No parece el momento más oportuno para comentar que si la señora Nightwing y las demás, incluida Brigid, realmente supiesen tanto, ellas mismas estarían camino del altar. Por la cara de ingenuo embelesamiento de las niñas, me doy cuenta de que se creen las palabras de Brigid a pies juntillas.
—¿Y ahora dónde están? —pregunta Felicity con interés. Brigid se inclina hacia ella.
—Pues he oído decir a la señora Nightwing que irían a dar un paseo por los jardines, pero…
Felicity se vuelve hacia las niñas.
—¡Podemos ver los jardines desde la ventana del rellano del segundo piso!
Pese a las protestas de Brigid, subimos de estampida a la ventana. Las mayores nos abrimos paso a codazos entre las más pequeñas, y su airada exclamación «¡No es justo!» de nada sirve contra nuestro poder y nuestra fuerza. A los pocos segundos, nos hemos asegurado una posición junto a la ventana y las demás se apretujan alrededor de nosotras intentando ver algo.
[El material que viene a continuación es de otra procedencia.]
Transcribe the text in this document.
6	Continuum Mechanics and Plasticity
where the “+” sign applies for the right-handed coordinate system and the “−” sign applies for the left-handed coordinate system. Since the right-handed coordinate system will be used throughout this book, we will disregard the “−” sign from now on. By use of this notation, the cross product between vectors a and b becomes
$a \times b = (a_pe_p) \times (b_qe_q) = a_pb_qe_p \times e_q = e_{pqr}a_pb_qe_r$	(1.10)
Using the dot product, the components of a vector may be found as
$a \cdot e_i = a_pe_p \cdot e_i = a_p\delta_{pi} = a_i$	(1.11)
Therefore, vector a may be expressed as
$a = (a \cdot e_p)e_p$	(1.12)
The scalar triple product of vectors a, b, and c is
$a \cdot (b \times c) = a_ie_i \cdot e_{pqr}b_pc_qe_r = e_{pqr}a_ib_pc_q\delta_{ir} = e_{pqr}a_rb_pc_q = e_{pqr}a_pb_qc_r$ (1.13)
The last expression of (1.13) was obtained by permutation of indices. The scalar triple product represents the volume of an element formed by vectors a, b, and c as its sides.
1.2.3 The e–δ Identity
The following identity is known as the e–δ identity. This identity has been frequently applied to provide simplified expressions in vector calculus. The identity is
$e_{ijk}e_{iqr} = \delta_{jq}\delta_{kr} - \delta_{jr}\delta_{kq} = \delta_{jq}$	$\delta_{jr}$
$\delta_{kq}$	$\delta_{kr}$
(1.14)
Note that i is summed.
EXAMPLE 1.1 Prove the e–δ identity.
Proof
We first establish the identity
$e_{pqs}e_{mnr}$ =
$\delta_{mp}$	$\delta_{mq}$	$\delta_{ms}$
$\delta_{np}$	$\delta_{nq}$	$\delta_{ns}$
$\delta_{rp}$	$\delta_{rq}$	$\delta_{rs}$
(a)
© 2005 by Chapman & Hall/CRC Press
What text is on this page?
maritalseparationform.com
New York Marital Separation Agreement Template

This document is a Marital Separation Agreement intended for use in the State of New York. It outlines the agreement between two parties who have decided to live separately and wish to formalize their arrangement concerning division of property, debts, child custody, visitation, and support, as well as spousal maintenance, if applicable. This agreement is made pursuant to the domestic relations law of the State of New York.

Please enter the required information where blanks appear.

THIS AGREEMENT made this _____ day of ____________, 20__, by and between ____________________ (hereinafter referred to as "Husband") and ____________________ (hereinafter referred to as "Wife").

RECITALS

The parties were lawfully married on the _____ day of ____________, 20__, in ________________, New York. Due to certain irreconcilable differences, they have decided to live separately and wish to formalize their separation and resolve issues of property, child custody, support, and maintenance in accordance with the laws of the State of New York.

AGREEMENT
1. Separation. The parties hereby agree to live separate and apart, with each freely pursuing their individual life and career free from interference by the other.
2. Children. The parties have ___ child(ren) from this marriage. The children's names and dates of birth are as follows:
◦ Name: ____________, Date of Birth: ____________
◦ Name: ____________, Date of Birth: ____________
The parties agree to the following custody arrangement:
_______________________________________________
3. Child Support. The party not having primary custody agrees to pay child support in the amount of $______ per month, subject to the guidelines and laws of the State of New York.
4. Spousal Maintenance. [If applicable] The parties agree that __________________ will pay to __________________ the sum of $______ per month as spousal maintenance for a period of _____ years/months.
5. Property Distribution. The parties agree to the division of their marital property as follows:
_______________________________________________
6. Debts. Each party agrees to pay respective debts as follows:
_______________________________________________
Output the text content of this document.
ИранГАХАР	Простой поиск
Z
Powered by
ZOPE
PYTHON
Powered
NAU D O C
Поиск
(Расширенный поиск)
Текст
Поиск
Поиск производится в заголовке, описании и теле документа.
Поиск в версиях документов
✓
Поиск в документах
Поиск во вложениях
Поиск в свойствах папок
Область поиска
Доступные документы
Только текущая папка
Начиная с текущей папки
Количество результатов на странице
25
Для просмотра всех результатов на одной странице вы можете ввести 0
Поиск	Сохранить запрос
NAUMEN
En los jardines, la señora Nightwing, en el papel de carabina, acompaña a Pippa y el señor Bumble por el sendero que serpentea entre las hileras de rosas y jacintos. Por la ventana abierta, vemos a los dos mantener las distancias, perceptiblemente incómodos. Pippa hunde la cara en un ramillete de flores rojas que él ha debido de regalarle. Parece mortalmente aburrida. La señora Nightwing parlotea sobre las plantas cercanas.
—¿Queréis dejarnos sitio, por favor? —pregunta una niña regordeta, en jarras.
—Vete a la porra —gruñe Felicity, usando ese vocabulario a propósito para intimidarla.
—¡Voy a contárselo a la señora Nightwing! —chilla la niña.
—Hazlo y verás. Y ahora calla. ¡Intentamos oírlos!
Detrás de nosotras, las demás se retuercen y empujan, pero al menos no se oyen más quejas. Resulta muy raro ver a Pippa y al señor Bumble juntos. Pese a la descripción elogiosa de Brigid, en realidad es un hombre gordo de cejas pobladas, mucho mayor que Pippa. Mantiene la mirada fija en algún punto más allá de la cabeza de la señora Nightwing, como si estuviera por encima de todo. Por lo que veo, no tiene nada de especial.
Algunas de las niñas más pequeñas han conseguido pasar a rastras por debajo de nosotras, forcejeando entre nuestros cuerpos y la ventana como mala hierba atraída por la luz. Las empujamos, y ellas nos empujan a nosotras. Nos apelotonamos unas encima de otras, intentando ver y escuchar.
—Qué suerte tiene Pip —dice Cecily—. Poder casarse con un hombre decente sin tener que aguantar siquiera una temporada, sometida a examen por todos los hombres y sus madres para saber si es digna del matrimonio.
—Me parece que Pip no estaría de acuerdo contigo —señala Felicity—. No creo que sea eso lo que quiere en absoluto.
—Bueno, pero tampoco podemos hacer lo que queremos, ¿no? —dice Elizabeth con franqueza.
Nadie tiene nada que añadir. Nos llega la brisa, trayéndonos la voz de la señora Nightwing. Dice algo de que las rosas son la flor del amor verdadero. Y en ese momento doblan por un seto muy alto y los perdemos de vista.